O professor falou sobre a integração do varejo físico e online. “Os supermercados não mudaram muito desde que eu nasci. Exceto nos últimos dois anos”. Ele trouxe o exemplo dos supermercados na China, em que o consumidor deseja comprar um caranguejo vivo e pode recebê-lo em 30 minutos, bastando para isso, fazer o pedido pelo smartphone. Se o cliente desejar comer na hora no mercado ele também pode. “É incrível conseguir manter uma operação dessas. Mas a integração entre o físico e o digital já é uma realidade na China há algum tempo. Isso foi aceito pelos consumidores e pelo mercado”, explicou.

Os ecossistemas permitem que esta integração aconteça e vários produtos e serviços sejam oferecidos de forma eficiente para o consumidor. Sendo assim, as gigantes que seguem este modelo vem crescendo de forma espantosa. Exemplos disso são o Alibaba, que deve se tornar uma das maiores economias do mundo nos próximos anos e a Xiaomi, que incubou quatro unicórnios (startups que atingem o valor de US$ 1 bilhão).

“A melhor palavra para definir a China é turbulência. É um país caracterizado por mudanças o tempo todo. O país tem 350 milhões de millennials, que querem coisas muito diferentes de seus pais”, resumiu Greeven. Para ele, outro país que passa por turbulências é o Brasil, com a crise econômica, mudanças na sociedade e o uso crescente de tecnologias. “O país também passa por turbulências, embora de forma menos dramática que a China. Não há nenhum outro lugar tão dinâmico e incerto”, disse o professor.

Para Greeven, o melhor exemplo de ecossistema de negócio sustentável é o Alibaba. “Não tem como falar de China sem falar do Alibaba e da Tencent”, afirmou. No inicio, a empresa focava nos negócios B2B e B2C. “Eles já eram muito grandes, mas não se acomodaram. Viram as mudanças que estavam ocorrendo a sua volta e investiram em diferentes setores. Formaram parcerias, aquisições, mas estas companhias não entraram no negócio principal. Elas continuaram independentes. O núcleo central continua muito sólido, mas separado”, explicou Greeven.

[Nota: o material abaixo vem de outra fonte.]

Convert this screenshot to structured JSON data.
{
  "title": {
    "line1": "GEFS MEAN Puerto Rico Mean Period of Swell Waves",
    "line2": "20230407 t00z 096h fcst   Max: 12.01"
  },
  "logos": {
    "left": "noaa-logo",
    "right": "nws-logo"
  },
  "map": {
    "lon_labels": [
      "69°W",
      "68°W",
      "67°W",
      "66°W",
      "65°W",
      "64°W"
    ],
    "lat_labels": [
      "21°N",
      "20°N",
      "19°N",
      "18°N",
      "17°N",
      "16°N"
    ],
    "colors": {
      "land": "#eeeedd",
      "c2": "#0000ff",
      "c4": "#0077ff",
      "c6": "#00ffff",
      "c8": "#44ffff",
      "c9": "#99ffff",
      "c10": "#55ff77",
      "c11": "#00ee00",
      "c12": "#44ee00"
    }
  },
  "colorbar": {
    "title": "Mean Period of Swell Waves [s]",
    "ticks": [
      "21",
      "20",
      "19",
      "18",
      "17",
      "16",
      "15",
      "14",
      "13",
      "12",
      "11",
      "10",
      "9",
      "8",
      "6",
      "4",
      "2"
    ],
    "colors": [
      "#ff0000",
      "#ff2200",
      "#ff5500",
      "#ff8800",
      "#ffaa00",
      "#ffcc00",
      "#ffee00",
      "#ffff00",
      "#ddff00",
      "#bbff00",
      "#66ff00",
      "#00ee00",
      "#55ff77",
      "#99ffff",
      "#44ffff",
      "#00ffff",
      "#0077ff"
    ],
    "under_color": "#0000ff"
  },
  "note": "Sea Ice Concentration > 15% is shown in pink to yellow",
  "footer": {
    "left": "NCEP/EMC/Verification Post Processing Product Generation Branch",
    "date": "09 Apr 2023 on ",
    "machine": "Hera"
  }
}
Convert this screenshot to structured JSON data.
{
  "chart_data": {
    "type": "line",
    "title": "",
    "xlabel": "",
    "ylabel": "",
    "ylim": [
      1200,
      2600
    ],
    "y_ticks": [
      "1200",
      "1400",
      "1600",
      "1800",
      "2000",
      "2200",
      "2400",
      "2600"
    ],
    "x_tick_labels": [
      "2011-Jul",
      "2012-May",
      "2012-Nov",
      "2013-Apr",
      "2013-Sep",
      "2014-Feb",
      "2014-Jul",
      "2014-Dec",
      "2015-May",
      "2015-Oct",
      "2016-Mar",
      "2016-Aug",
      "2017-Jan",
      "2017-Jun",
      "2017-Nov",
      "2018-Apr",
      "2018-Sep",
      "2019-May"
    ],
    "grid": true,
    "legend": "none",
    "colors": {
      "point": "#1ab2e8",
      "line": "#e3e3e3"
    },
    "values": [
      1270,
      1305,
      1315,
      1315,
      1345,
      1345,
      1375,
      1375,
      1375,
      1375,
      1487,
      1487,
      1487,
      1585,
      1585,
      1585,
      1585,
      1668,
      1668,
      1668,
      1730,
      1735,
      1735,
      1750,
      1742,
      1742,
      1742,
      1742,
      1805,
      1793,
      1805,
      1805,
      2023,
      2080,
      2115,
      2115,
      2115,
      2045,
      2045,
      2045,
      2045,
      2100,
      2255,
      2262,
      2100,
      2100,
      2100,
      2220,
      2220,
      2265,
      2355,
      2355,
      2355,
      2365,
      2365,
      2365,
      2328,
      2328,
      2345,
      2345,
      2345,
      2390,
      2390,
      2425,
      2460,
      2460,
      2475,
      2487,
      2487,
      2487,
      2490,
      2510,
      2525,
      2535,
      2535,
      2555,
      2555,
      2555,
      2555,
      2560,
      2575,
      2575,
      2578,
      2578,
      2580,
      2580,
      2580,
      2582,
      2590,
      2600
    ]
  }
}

O Alipay é um exemplo especial em meio ao ecossistema Alibaba. Ele oferece pagamentos, além da possibilidade de comprar inúmeros produtos e serviços. Passou a fazer parte do dia a dia do consumidor.

O professor comparou este aplicativo ao We Chat. Embora um seja voltado para pagamentos e o outro à troca de mensagens, eles oferecem serviços parecidos. Apesar da semelhança, conseguem coexistir “A ideia que competição é um jogo de soma zero nem sempre é verdadeira. Temos casos em que essa fronteira é permeável”, analisou.

Ele também esclareceu que os ecossistemas têm que ter um núcleo principal. “No caso do Alibaba é o e-commerce e no da Tencent é comunicação e gamificação. Não é que o ecossistema não tem um negocio central. É claro que tem!”, esclareceu.